Nick Clegg and Vince Cable are leading a push to reopen talks on UK banking reforms in a move that could stoke coalition tensions.
The Liberal Democrat deputy prime minister and business secretary want to re-examine whether banks’ retail operations should be allowed to market complex derivative products, in an effort to avoid the mis-selling scandals that have recently engulfed several lenders.
Sir John Vickers recommended banning banks’ retail operations from selling interest rate and currency swaps in his report on industry reform, issued last September, but ministers rejected it after heavy City lobbying.
Mr Clegg and Mr Cable want to begin talks on whether to reverse that decision. Their change of heart has been triggered by controversies about standards at British banks, especially the revelation that up to 11 banks mis-sold interest rate swaps to businesses that did not understand the risks.
“We originally decided to allow banks not to separate out derivatives such as this, but now circumstances have changed in the light of three recent major banking scandals,” one senior Lib Dem told the Financial Times. “This is at an early stage, but we want to open up a wider debate on banking reform, and this would be part of that.”
The move could irritate George Osborne, the chancellor, who thought he had coalition support for a June white paper on banking reform measures that did not include Sir John’s proposed separation of retail banking and derivative selling.
The reforms are still open to debate, however, and will not make it into legislation for some time.
A Treasury spokesman said: “Vince and George have worked very well together on banking reform so far.
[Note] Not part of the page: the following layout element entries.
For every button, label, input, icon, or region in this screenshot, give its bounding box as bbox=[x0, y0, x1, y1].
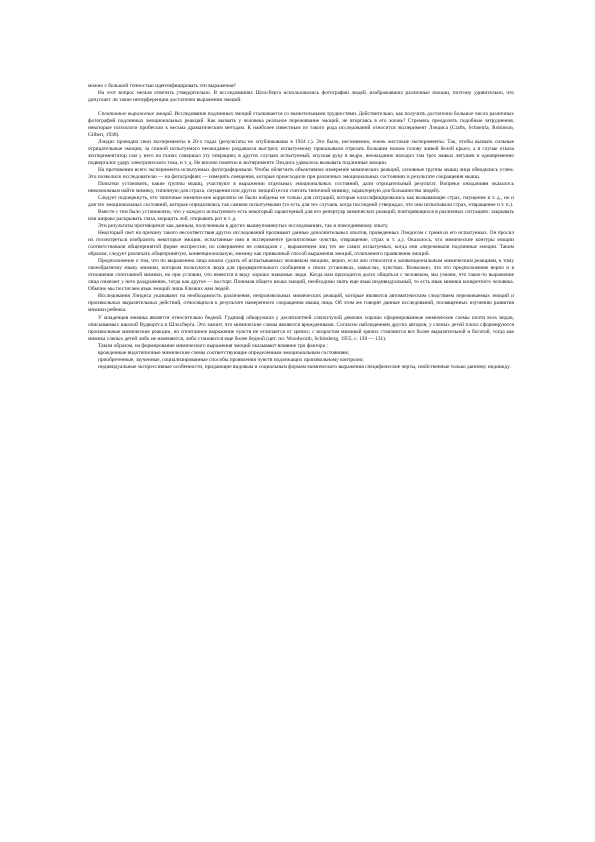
list-item: приобретенные, заученные, социализированные способы проявления чувств подлежащих произвольному контролю; bbox=[98, 356, 364, 363]
list-item: индивидуальные экспрессивные особенности, придающие видовым и социальным формам мимического выражения специфические черты, свойственные только данному индивиду. bbox=[98, 363, 511, 370]
paragraph: На протяжении всего эксперимента испытуемых фотографировали. Чтобы облегчить объективное измерение мимических реакций, основные группы мышц лица обводились углем. Это позволило исследователю — на фотографиях — измерять смещения, которые происходили при различных эмоциональных состояниях в результате сокращения мышц. bbox=[88, 167, 514, 181]
paragraph: Лэндис проводил свои эксперименты в 20-х годах (результаты их опубликованы в 1924 г.). Это было, несомненно, очень жестокие эксперименты. Так, чтобы вызвать сильные отрицательные эмоции, за спиной испытуемого неожиданно раздавался выстрел; испытуемому приказывали отрезать большим ножом голову живой белой крысе, а в случае отказа экспериментатор сам у него на глазах совершал эту операцию; в других случаях испытуемый, опуская руку в ведро, неожиданно находил там трех живых лягушек и одновременно подвергался удару электрического тока, и т. д. Не вполне понятно в эксперименте Лэндиса удавалось вызывать подлинные эмоции. bbox=[88, 139, 514, 167]
section-lead: Спонтанное выражение эмоций. bbox=[98, 111, 174, 118]
paragraph: Предположение о том, что по выражению лица можно судить об испытываемых человеком эмоциях, верно, если оно относится к конвенциональным мимическим реакциям, к тому своеобразному языку мимики, которым пользуются люди для предварительного сообщения о своих установках, замыслах, чувствах. Возможно, что это предположение верно и в отношении спонтанной мимики, но при условии, что имеются в виду хорошо знакомые люди. Когда нам приходится долго общаться с человеком, мы узнаем, что такое-то выражение лица означает у него раздражение, тогда как другое — восторг. Понимая общего языка эмоций, необходимо знать еще язык индивидуальный, то есть язык мимики конкретного человека. Обычно мы постигаем язык эмоций лишь близких нам людей. bbox=[88, 258, 514, 293]
paragraph: На этот вопрос нельзя ответить утвердительно. В исследованиях Шлосберга использовались фотографии людей, изображавших различные эмоции, поэтому удивительно, что допускает ли такие интерференции достаточно выражения эмоций. bbox=[88, 90, 514, 104]
paragraph: Следует подчеркнуть, что типичные мимические корреляты не были найдены не только для ситуаций, которые классифицировались как вызывающие страх, смущение и т. д., но и для тех эмоциональных состояний, которые определялись так самими испытуемыми (то есть для тех случаев, когда последний утверждал, что они испытывали страх, отвращение и т. п.). bbox=[88, 195, 514, 209]
paragraph: Некоторый свет на причину такого несоответствия других исследований проливают данные дополнительных опытов, проведенных Лэндисом с тремя из его испытуемых. Он просил их посмотреться изобразить некоторые эмоции, испытанные ими в эксперименте (религиозные чувства, отвращение, страх и т. д.). Оказалось, что мимические контуры эмоции соответствовали общепринятой форме экспрессии, но совершенно не совпадали с , выражением лиц тех же самих испытуемых, когда они «переживали подлинные эмоции. Таким образом, следует различать общепринятую, конвенциональную, мимику как привычный способ выражения эмоций, отличаемого проявления эмоций. bbox=[88, 230, 514, 258]
paragraph-text: Исследование подлинных эмоций сталкивается со значительными трудностями. Действительно, как получить достаточно большое число различных фотографий подлинных эмоциональных реакций. Как вызвать у человека реальное переживание эмоций, не вторгаясь в его жизнь? Стремясь преодолеть подобные затруднения, некоторые психологи прибегали к весьма драматическим методам. К наиболее известным из такого рода исследований относится эксперимент Лэндиса (Crafts, Schneirla, Robinson, Gilbert, 1938). bbox=[88, 111, 514, 139]
paragraph: У младенцев мимика является относительно бедной. Гудинаф обнаружила у десятилетней слепоглухой девочки хорошо сформированные мимические схемы почти всех видов, описываемых шкалой Вудвортса и Шлосберга. Это значит, что мимические схемы являются врожденными. Согласно наблюдениям других авторов, у слепых детей плохо сформируются произвольные мимические реакции, но спонтанное выражение чувств не отличается от зрячих; с возрастом мимикой зрячих становится все более выразительной и богатой, тогда как мимика слепых детей либо не изменяется, либо становится еще более бедной (цит. по: Woodworth, Schlosberg, 1955, с. 130 — 131). bbox=[88, 314, 514, 342]
paragraph: Попытки установить, какие группы мышц, участвуют в выражении отдельных эмоциональных состояний, дали отрицательный результат. Вопреки ожиданиям оказалось невозможным найти мимику, типичную для страха, смущения или других эмоций (если считать типичной мимику, характерную для большинства людей). bbox=[88, 181, 514, 195]
paragraph bbox=[88, 111, 514, 139]
paragraph: Исследования Лэндиса указывают на необходимость различения, непроизвольных мимических реакций, которые являются автоматическим следствием переживаемых эмоций и произвольных выразительных действий, относящихся к результате намеренного сокращения мышц лица. Об этом же говорят данные исследований, посвященных изучению развития мимики ребенка. bbox=[88, 293, 514, 314]
paragraph: Вместе с тем было установлено, что у каждого испытуемого есть некоторый характерный для его репертуар мимических реакций, повторяющихся в различных ситуациях: закрывать или широко раскрывать глаза, морщить лоб, открывать рот и т. д. bbox=[88, 209, 514, 223]
paragraph: можно с большой точностью идентифицировать эти выражения? bbox=[88, 83, 236, 89]
list-item: врожденные видотипичные мимические схемы соответствующие определенным эмоциональным состояниям; bbox=[98, 349, 350, 356]
paragraph: Эти результаты противоречат как данным, полученным в других вышеупомянутых исследованиях, так и повседневному опыту. bbox=[98, 223, 389, 230]
paragraph: Таким образом, на формирование мимического выражения эмоций оказывают влияние три фактора : bbox=[98, 342, 328, 349]
body-text bbox=[88, 83, 514, 371]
But as far as we’re concerned, the reasons for allowing products such as these inside the ringfence remain the same as they were when we published the white paper.”
Another official said: “Those products are part of the bread and butter of high street banking.”
The banking industry believed that it had won an important victory by convincing ministers to water down this aspect of the Vickers report. Banks argue that forcing them to sell swaps separately from their ringfenced retail operations would increase operational costs.
The industry also argued that the products were essential to the daily banking of many businesses. Companies that do business in a foreign currency, for example, may rely on currency swaps to guard against potential exchange rate losses.
Whitehall aides pointed out the white paper was still open to further changes before becoming legislation some time before the end of the parliament in 2015. This could give the Lib Dem leadership more than a year to persuade Mr Osborne to change his mind.
Some in government are concerned that making it easier and cheaper to sell complex products would give banks an incentive to push them aggressively on to businesses that do not want or need them.
Four of Britain’s biggest banks agreed in June to compensate small and medium-sized businesses that had purchased interest rate swaps after the Financial Services Authority found the lenders guilty of “a range of poor sales practices”. Another seven banks have said they will review their own sales practices.